In this case the feature has 31 dimensions. HOG exists in many variants. VLFeat supports two: the UoCTTI variant (used by default) and the original Dalal-Triggs variant (with 2×2 square HOG blocks for normalization). The main difference is that the UoCTTI variant computes bot directed and undirected gradients as well as a four dimensional texture-energy feature, but projects the result down to 31 dimensions. Dalal-Triggs works instead with undirected gradients only and does not do any compression, for a total of 36 dimension. The Dalal-Triggs variant can be computed as

% Dalal-Triggs variant
cellSize = 8 ;
hog = vl_hog(im, cellSize, 'verbose', 'variant', 'dalaltriggs') ;
imhog = vl_hog('render', hog, 'verbose', 'variant', 'dalaltriggs') ;

The result is visually very similar:

Dalal-Triggs variant. Differences with the standard version are difficult to appreciated in the rendition.

Flipping HOG from left to right

Often it is necessary to flip HOG features from left to right (for example in order to model an axis symmetric object). This can be obtained analytically from the feature itself by permuting the histogram dimensions appropriately. The permutation is obtained as follows:

% Get permutation to flip a HOG cell from left to right
perm = vl_hog('permutation') ;

Then these two examples produce identical results (provided that the image contains an exact number of cells:

imHog = vl_hog('render', hog) ;
imHogFromFlippedImage = vl_hog('render', hogFromFlippedImage) ;
imFlippedHog = vl_hog('render', flippedHog) ;

This is shown in the figure:

Flipping HOG features from left to right either by flipping the input image or the features directly.

Other HOG parameters

vl_hog supports other parameters as well.
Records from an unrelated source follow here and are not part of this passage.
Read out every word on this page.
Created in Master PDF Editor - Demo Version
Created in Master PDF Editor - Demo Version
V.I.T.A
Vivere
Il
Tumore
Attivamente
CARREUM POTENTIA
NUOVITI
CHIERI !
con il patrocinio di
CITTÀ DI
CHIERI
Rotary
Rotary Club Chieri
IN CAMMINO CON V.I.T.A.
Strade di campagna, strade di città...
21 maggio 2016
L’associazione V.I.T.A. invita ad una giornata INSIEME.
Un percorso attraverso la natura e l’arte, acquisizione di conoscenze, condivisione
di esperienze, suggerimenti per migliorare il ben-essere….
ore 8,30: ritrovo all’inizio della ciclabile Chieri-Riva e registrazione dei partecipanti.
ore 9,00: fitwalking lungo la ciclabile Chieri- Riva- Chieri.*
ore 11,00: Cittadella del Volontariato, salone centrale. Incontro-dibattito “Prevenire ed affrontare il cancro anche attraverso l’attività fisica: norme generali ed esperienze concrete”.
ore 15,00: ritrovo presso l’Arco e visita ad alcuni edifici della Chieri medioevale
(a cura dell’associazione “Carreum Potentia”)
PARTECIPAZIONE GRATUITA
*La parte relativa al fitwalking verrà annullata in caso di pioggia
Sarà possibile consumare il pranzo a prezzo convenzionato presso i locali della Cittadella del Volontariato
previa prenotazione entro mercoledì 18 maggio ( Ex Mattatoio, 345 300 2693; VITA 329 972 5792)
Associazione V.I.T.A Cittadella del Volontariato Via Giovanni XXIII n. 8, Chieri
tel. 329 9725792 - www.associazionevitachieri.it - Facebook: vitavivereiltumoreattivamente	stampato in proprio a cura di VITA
For example, one can specify the number of orientations in the histograms by the numOrientations option:

% Specify the number of orientations
hog = vl_hog(im, cellSize, 'verbose', 'numOrientations', o) ;
imhog = vl_hog('render', hog, 'verbose', 'numOrientations', o) ;

Changing the number of orientations changes the features quite significantly:

HOG features for numOrientations equal to 3, 4, 5, 9, and 21 repsectively.
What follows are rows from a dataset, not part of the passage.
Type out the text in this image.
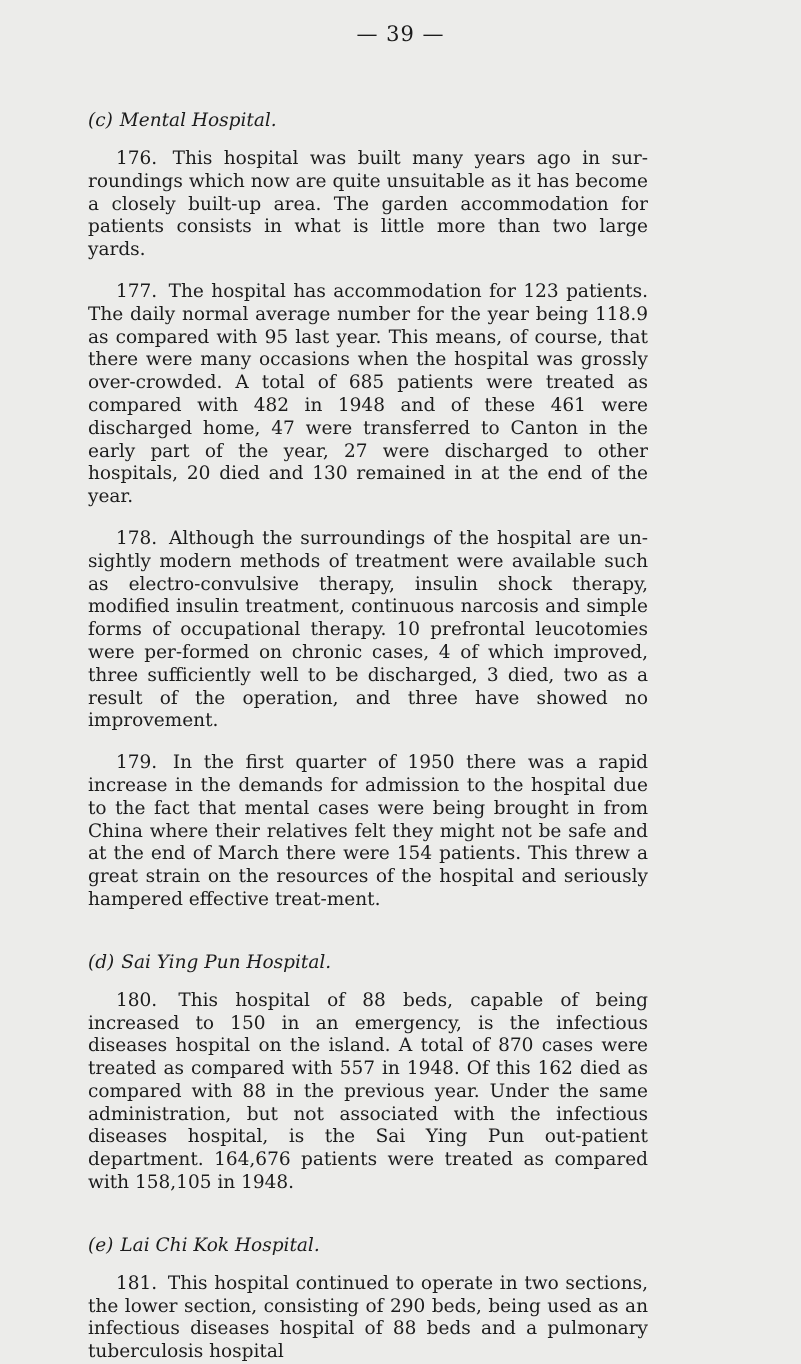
— 39 —
(c) Mental Hospital.

176. This hospital was built many years ago in sur-roundings which now are quite unsuitable as it has become a closely built-up area. The garden accommodation for patients consists in what is little more than two large yards.

177. The hospital has accommodation for 123 patients. The daily normal average number for the year being 118.9 as compared with 95 last year. This means, of course, that there were many occasions when the hospital was grossly over-crowded. A total of 685 patients were treated as compared with 482 in 1948 and of these 461 were discharged home, 47 were transferred to Canton in the early part of the year, 27 were discharged to other hospitals, 20 died and 130 remained in at the end of the year.

178. Although the surroundings of the hospital are un-sightly modern methods of treatment were available such as electro-convulsive therapy, insulin shock therapy, modified insulin treatment, continuous narcosis and simple forms of occupational therapy. 10 prefrontal leucotomies were per-formed on chronic cases, 4 of which improved, three sufficiently well to be discharged, 3 died, two as a result of the operation, and three have showed no improvement.

179. In the first quarter of 1950 there was a rapid increase in the demands for admission to the hospital due to the fact that mental cases were being brought in from China where their relatives felt they might not be safe and at the end of March there were 154 patients. This threw a great strain on the resources of the hospital and seriously hampered effective treat-ment.

(d) Sai Ying Pun Hospital.

180. This hospital of 88 beds, capable of being increased to 150 in an emergency, is the infectious diseases hospital on the island. A total of 870 cases were treated as compared with 557 in 1948. Of this 162 died as compared with 88 in the previous year. Under the same administration, but not associated with the infectious diseases hospital, is the Sai Ying Pun out-patient department. 164,676 patients were treated as compared with 158,105 in 1948.

(e) Lai Chi Kok Hospital.

181. This hospital continued to operate in two sections, the lower section, consisting of 290 beds, being used as an infectious diseases hospital of 88 beds and a pulmonary tuberculosis hospital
Another useful option is BilinearOrientations switching on the bilinear orientation assignment of the gradient (this is not used in certain implementation like UoCTTI).

% Specify the number of orientations
hog = vl_hog(im,cellSize,'numOrientations', 4) ;
imhog = vl_hog('render', hog, 'numOrientations', 4) ;

resulting in

From left to right: input image, hard orientation assigments for numOrientations equals to four, and soft orientation assigments.